Bioethics and Freedom of Speech

Lecture by Professor John Harris on responsibility of bioethicists for their utterances

On Monday, November 7, 6.30 p.m. philosopher Professor John Harris (University of Manchester) will give a lecture on problems which arise through new forms of publicness for utterances of bioethicists on controversial topics. The public lecture entitled "Bioethics and Freedom of Speech" will take place at lecture hall F5 of the Fürstenberghaus, Domplatz 20–22.

 

Bioethics and Freedom of Speech

This lecture is primarily about the personal and public responsibilities of ethics and of ethicists, indeed of all citizens, in speaking, writing and commenting about issues of ethical, political and social significance. Issues like embryo research, abortion, euthanasia, cloning, genetic manipulation vaccine research are all both sensitive and controversial. Some raise legal and issues and some research which is legal and accepted in some parts of Europe is criminal and rejected in others. It will be argued that discussion of all such issues is now necessarily, actually or potentially in the public domain in ways that make any self-conscious decision about intended publics or audiences problematic. This raises acute questions of freedom and of personal and public responsibility.

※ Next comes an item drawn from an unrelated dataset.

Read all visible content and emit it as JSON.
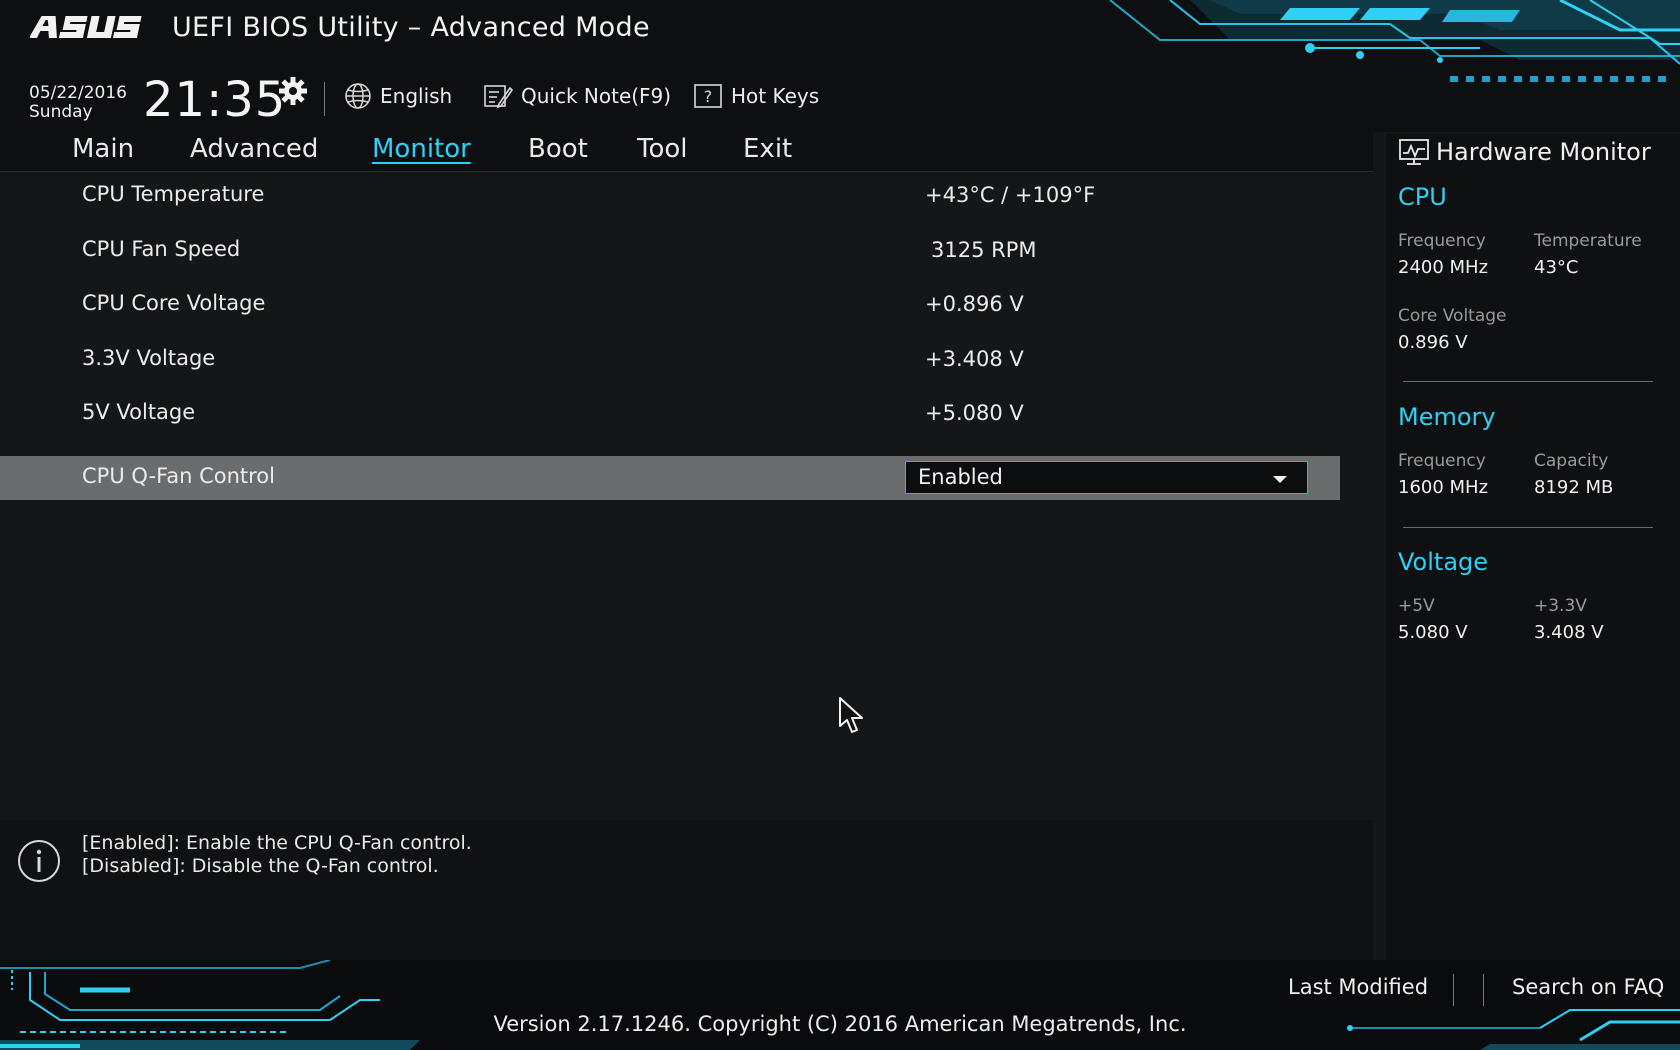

Professor John Harris is the director of the Institute for Science, Ethics and Innovation at the University of Manchester. He was one of the Founder Directors of the International Association of Bioethics and, until 2011, joint Editor-in-Chief of the Journal of Medical Ethics. He was elected a Fellow of the UK Academy of Medical Sciences in 2001 and a Fellow of The Royal Society of Arts in 2006. In 2012 and 2013 he is in Münster as a Fellow of the Centre for Advanced Study in Bioethics. John Harris has acted as Ethical Consultant to national and international bodies and corporations including the European Parliament and The World Health Organisation. As the author or editor of 19 books and more than 250 papers in leading philosophical and science journals, John also frequently appears in the media to discuss Biomedical Ethics, Medical Jurisprudence and related issues.